Funeste décalage

Je suis en vacances depuis une semaine, alors je vous invite à une récréation avec une histoire de fous.

Un homme pas tibulaire, mais presque comme disait Coluche, cherche ostensiblement quelque chose sur le trottoir éclairé par un réverbère. Ses lamentations attirent la sympathie. Un passant s’approche et s’enquiert du désastre. « J’ai perdu les clés de ma maison ». Le passant le rassure et s’engage dans la recherche avec le malchanceux. Mais au bout d’un moment, il apparaît nettement que sur ce trottoir remarquable de propreté, aucune clé n’attend son propriétaire. Le passant : « Vous êtes sûr de les avoir perdues ici ? » « Non, je les ai perdues dans le pré à côté, mais il est dans le noir et ici comme c’est éclairé, c’est plus facile pour chercher. »

J’aime beaucoup cette histoire. Elle nous révèle un type de décalage que nous pratiquons parfois sans nous en rendre compte et qui nous complique bien la vie, ou pour le moins, nous occupe à des actions inutiles.

Dans les niveaux logiques, en PNL(*), nous commençons en général l’analyse systémique d’une réalité par le niveau Environnement qui s’explore avec les questions et Quand.
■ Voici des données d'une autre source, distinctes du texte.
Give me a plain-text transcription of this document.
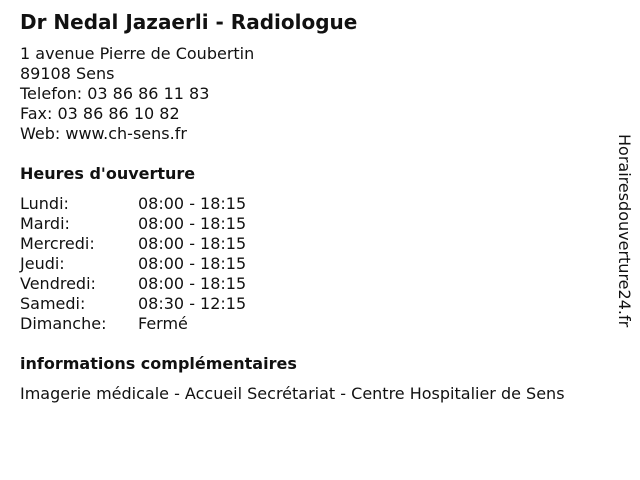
Dr Nedal Jazaerli - Radiologue
1 avenue Pierre de Coubertin
89108 Sens
Telefon: 03 86 86 11 83
Fax: 03 86 86 10 82
Web: www.ch-sens.fr
Heures d'ouverture
Lundi:	08:00 - 18:15
Mardi:	08:00 - 18:15
Mercredi:	08:00 - 18:15
Jeudi:	08:00 - 18:15
Vendredi:	08:00 - 18:15
Samedi:	08:30 - 12:15
Dimanche: Fermé
informations complémentaires
Imagerie médicale - Accueil Secrétariat - Centre Hospitalier de Sens
Horairesdouverture24.fr
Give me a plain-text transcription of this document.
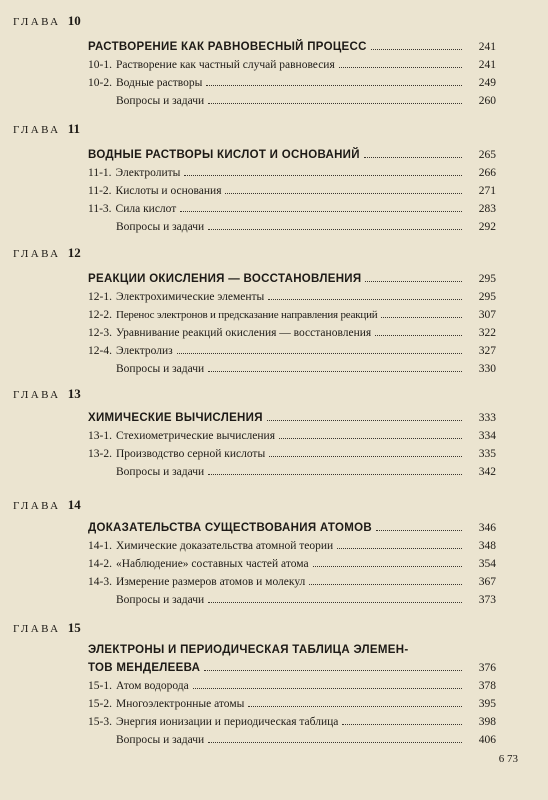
ГЛАВА 10
РАСТВОРЕНИЕ КАК РАВНОВЕСНЫЙ ПРОЦЕСС	241
10-1. Растворение как частный случай равновесия	241
10-2. Водные растворы	249
Вопросы и задачи	260
ГЛАВА 11
ВОДНЫЕ РАСТВОРЫ КИСЛОТ И ОСНОВАНИЙ	265
11-1. Электролиты	266
11-2. Кислоты и основания	271
11-3. Сила кислот	283
Вопросы и задачи	292
ГЛАВА 12
РЕАКЦИИ ОКИСЛЕНИЯ — ВОССТАНОВЛЕНИЯ	295
12-1. Электрохимические элементы	295
12-2. Перенос электронов и предсказание направления реакций	307
12-3. Уравнивание реакций окисления — восстановления	322
12-4. Электролиз	327
Вопросы и задачи	330
ГЛАВА 13
ХИМИЧЕСКИЕ ВЫЧИСЛЕНИЯ	333
13-1. Стехиометрические вычисления	334
13-2. Производство серной кислоты	335
Вопросы и задачи	342
ГЛАВА 14
ДОКАЗАТЕЛЬСТВА СУЩЕСТВОВАНИЯ АТОМОВ	346
14-1. Химические доказательства атомной теории	348
14-2. «Наблюдение» составных частей атома	354
14-3. Измерение размеров атомов и молекул	367
Вопросы и задачи	373
ГЛАВА 15
ЭЛЕКТРОНЫ И ПЕРИОДИЧЕСКАЯ ТАБЛИЦА ЭЛЕМЕН-
ТОВ МЕНДЕЛЕЕВА	376
15-1. Атом водорода	378
15-2. Многоэлектронные атомы	395
15-3. Энергия ионизации и периодическая таблица	398
Вопросы и задачи	406
6 73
Ce niveau nous révèle ce qui nous est donné, avec ses contraintes et ses opportunités. Nous poursuivons ensuite par le niveau Comportement, qui est le niveau de l’action élémentaire et que nous explorons avec la question Quoi. Cette exploration nous révèle les actes de base qui le plus souvent se trouvent agencés dans des processus, programmes ou plannings que nous explorons au troisième niveau, les Capacités. Nous sommes dans une approche systémique, c’est à dire que l’exploration de chaque niveau se base sur les acquisitions des explorations précédentes. Quand ces acquisitions sont alignées, qu’elles se respectent réciproquement, nous disons que l’ensemble est congruent. Il donne une vision cohérente de la réalité. Sinon, il y a comme on dit, « un os ». La réalité est biaisée. Les problèmes ne sont pas loin. C’est du reste en faisant la démarche inverse que l’on trouve la solution à un problème apparemment insoluble. Tous les systémiques, Einstein en tête, ont répété que la solution d’un problème était toujours sur un niveau différent de celui qui l’avait vu naître.
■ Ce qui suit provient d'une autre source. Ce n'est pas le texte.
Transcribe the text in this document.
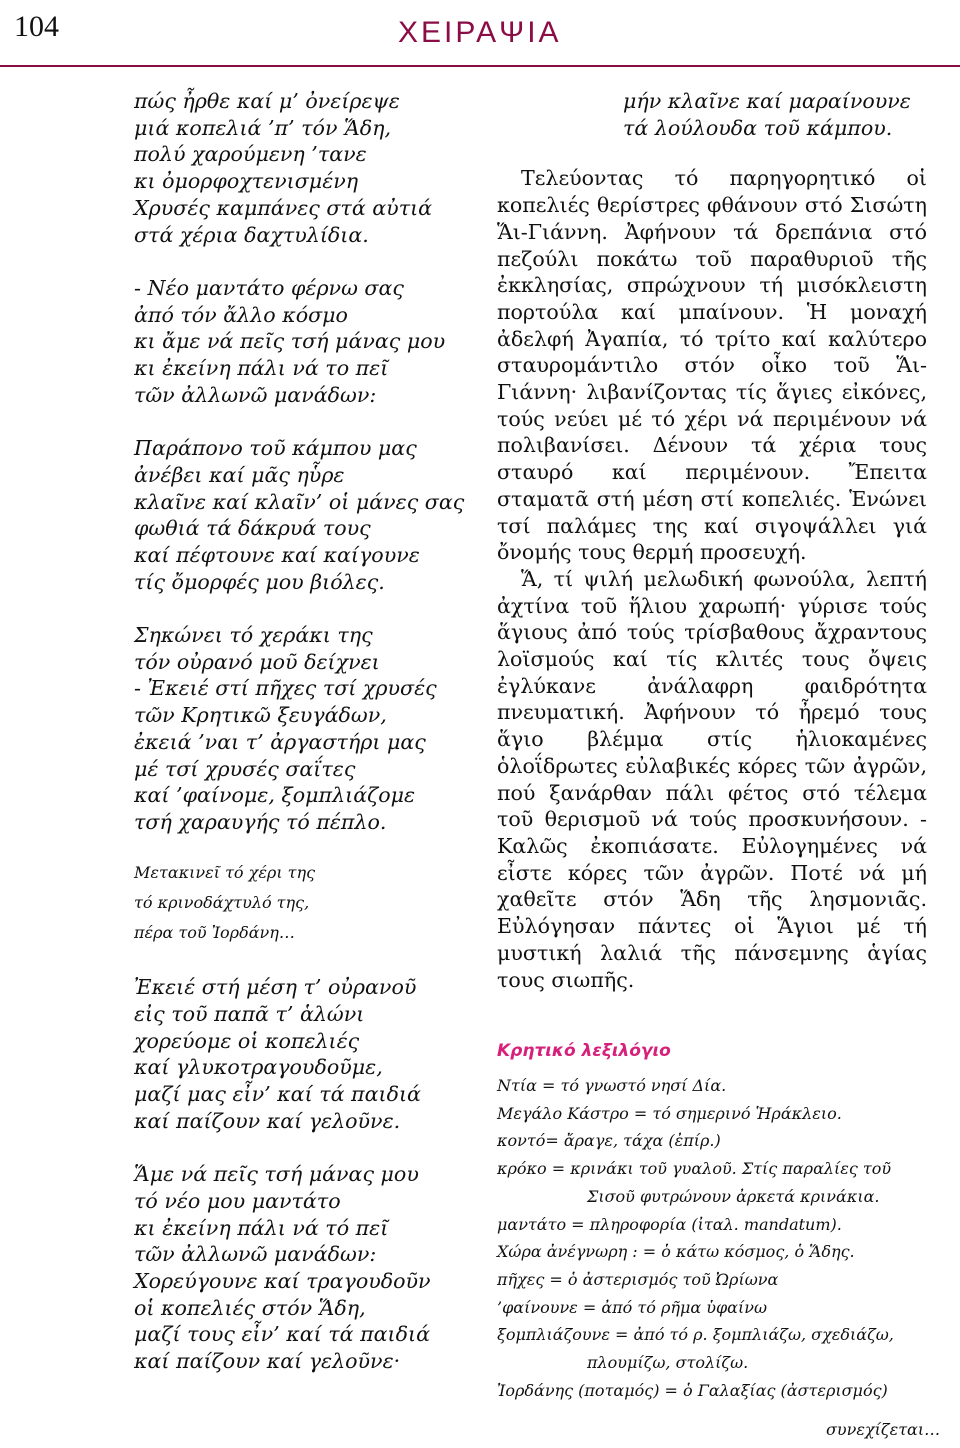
104	ΧΕΙΡΑΨΙΑ
πώς ἦρθε καί μ’ ὀνείρεψε
μιά κοπελιά ’π’ τόν Ἅδη,
πολύ χαρούμενη ’τανε
κι ὀμορφοχτενισμένη
Χρυσές καμπάνες στά αὐτιά
στά χέρια δαχτυλίδια.
- Νέο μαντάτο φέρνω σας
ἀπό τόν ἄλλο κόσμο
κι ἄμε νά πεῖς τσή μάνας μου
κι ἐκείνη πάλι νά το πεῖ
τῶν ἀλλωνῶ μανάδων:
Παράπονο τοῦ κάμπου μας
ἀνέβει καί μᾶς ηὗρε
κλαῖνε καί κλαῖν’ οἱ μάνες σας
φωθιά τά δάκρυά τους
καί πέφτουνε καί καίγουνε
τίς ὄμορφές μου βιόλες.
Σηκώνει τό χεράκι της
τόν οὐρανό μοῦ δείχνει
- Ἐκειέ στί πῆχες τσί χρυσές
τῶν Κρητικῶ ξευγάδων,
ἐκειά ’ναι τ’ ἀργαστήρι μας
μέ τσί χρυσές σαΐτες
καί ’φαίνομε, ξομπλιάζομε
τσή χαραυγής τό πέπλο.
Μετακινεῖ τό χέρι της
τό κρινοδάχτυλό της,
πέρα τοῦ Ἰορδάνη…
Ἐκειέ στή μέση τ’ οὐρανοῦ
εἰς τοῦ παπᾶ τ’ ἁλώνι
χορεύομε οἱ κοπελιές
καί γλυκοτραγουδοῦμε,
μαζί μας εἶν’ καί τά παιδιά
καί παίζουν καί γελοῦνε.
Ἅμε νά πεῖς τσή μάνας μου
τό νέο μου μαντάτο
κι ἐκείνη πάλι νά τό πεῖ
τῶν ἀλλωνῶ μανάδων:
Χορεύγουνε καί τραγουδοῦν
οἱ κοπελιές στόν Ἅδη,
μαζί τους εἶν’ καί τά παιδιά
καί παίζουν καί γελοῦνε·
μήν κλαῖνε καί μαραίνουνε
τά λούλουδα τοῦ κάμπου.

Τελεύοντας τό παρηγορητικό οἱ κοπελιές θερίστρες φθάνουν στό Σισώτη Ἅι-Γιάννη. Ἀφήνουν τά δρεπάνια στό πεζούλι ποκάτω τοῦ παραθυριοῦ τῆς ἐκκλησίας, σπρώχνουν τή μισόκλειστη πορτούλα καί μπαίνουν. Ἡ μοναχή ἀδελφή Ἀγαπία, τό τρίτο καί καλύτερο σταυρομάντιλο στόν οἶκο τοῦ Ἅι-Γιάννη· λιβανίζοντας τίς ἅγιες εἰκόνες, τούς νεύει μέ τό χέρι νά περιμένουν νά πολιβανίσει. Δένουν τά χέρια τους σταυρό καί περιμένουν. Ἔπειτα σταματᾶ στή μέση στί κοπελιές. Ἑνώνει τσί παλάμες της καί σιγοψάλλει γιά ὄνομής τους θερμή προσευχή.

Ἅ, τί ψιλή μελωδική φωνούλα, λεπτή ἀχτίνα τοῦ ἥλιου χαρωπή· γύρισε τούς ἅγιους ἀπό τούς τρίσβαθους ἄχραντους λοϊσμούς καί τίς κλιτές τους ὄψεις ἐγλύκανε ἀνάλαφρη φαιδρότητα πνευματική. Ἀφήνουν τό ἦρεμό τους ἅγιο βλέμμα στίς ἡλιοκαμένες ὁλοΐδρωτες εὐλαβικές κόρες τῶν ἀγρῶν, πού ξανάρθαν πάλι φέτος στό τέλεμα τοῦ θερισμοῦ νά τούς προσκυνήσουν. - Καλῶς ἐκοπιάσατε. Εὐλογημένες νά εἶστε κόρες τῶν ἀγρῶν. Ποτέ νά μή χαθεῖτε στόν Ἅδη τῆς λησμονιᾶς. Εὐλόγησαν πάντες οἱ Ἅγιοι μέ τή μυστική λαλιά τῆς πάνσεμνης ἁγίας τους σιωπῆς.

Κρητικό λεξιλόγιο
Ντία = τό γνωστό νησί Δία.
Μεγάλο Κάστρο = τό σημερινό Ἡράκλειο.
κοντό= ἄραγε, τάχα (ἐπίρ.)
κρόκο = κρινάκι τοῦ γυαλοῦ. Στίς παραλίες τοῦ
Σισοῦ φυτρώνουν ἀρκετά κρινάκια.
μαντάτο = πληροφορία (ἰταλ. mandatum).
Χώρα ἀνέγνωρη : = ὁ κάτω κόσμος, ὁ Ἅδης.
πῆχες = ὁ ἀστερισμός τοῦ Ὠρίωνα
’φαίνουνε = ἀπό τό ρῆμα ὑφαίνω
ξομπλιάζουνε = ἀπό τό ρ. ξομπλιάζω, σχεδιάζω,
πλουμίζω, στολίζω.
Ἰορδάνης (ποταμός) = ὁ Γαλαξίας (ἀστερισμός)
συνεχίζεται…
Notre fou a perdu ses clés dans le pré. Mais que venait-il y faire à la nuit tombante ? L’histoire ne le dit pas, et pourtant, ce serait intéressant d’en savoir plus sur le choix de cet environnement disons surprenant. Était-il venu se soulager ? Couper de l’herbe pour ses lapins ? Très certainement, en tout cas, une action particulière pour être congruente avec cet environnement marginal. Premier acte.

Dans le deuxième acte, l’environnement a changé : c’est le trottoir éclairé. L’unité de lieu est rompue. Le problème apparaît : les clés sont introuvables. C’est le vrai problème. Car en soit, la perte des clés dans le pré, n’est pas un problème. Tout juste un événement qui mérite une réponse.

Or, ici, l’environnement initial a évolué : la nuit est tombée et le pré est rentré dans l’obscurité. À cette évolution, la première action pour s’adapter à ce nouveau donné, (deuxième niveau, comportement) aurait été de trouver une lampe torche pour éclairer le sol. Au lieu de cela, notre fou, le bien nommé, change d’environnement en choisissant un environnement disposant de cette ressource. C’est ce qu’on appelle « tordre le cou à la réalité ». Résultat : l’événement désagréable d’avoir perdu ses clés devient un véritable problème de clés introuvables.

Ce qui fait difficulté et qui échappe parfois à notre vigilance, c’est de constater que notre environnement évolue. Et surtout d’accepter cette évolution, pour, en priorité, adapter notre comportement (actions élémentaires, et plus si nécessaire : programme, planning, etc.). Comme le fou, nous préférons changer d’environnement plutôt que de chercher, d’abord, une lampe torche. On accorde à celui qui cherche une lampe torche, des qualités de souplesse, d’adaptation ou de réactivité. Ces gens-là sont efficaces et ils ont bien souvent des existences confortables par leur simplicité.

Je crois bien que toutes nos relations problématiques s’originent sur des niveaux incohérents. Et le plus souvent c’est le niveau environnement qui est malmené, comme avec notre fou. Alors qu’il serait si sage de respecter l’environnement qui nous est donné avec son évolution, pour laisser, comme dit le bon sens populaire, une place pour chaque chose et chaque chose à sa place.

© Daniel Dubois.  Amplepuis, 2018

* PNL = Programmation neuro-linguistique. J’ai évoqué les niveaux logiques ici : Blague à part en réaction à la boutade de Fr. Hollande, « nous n’avons pas de candidats » au sujet de l’élection du successeur de Benoît XVI suite à sa démission.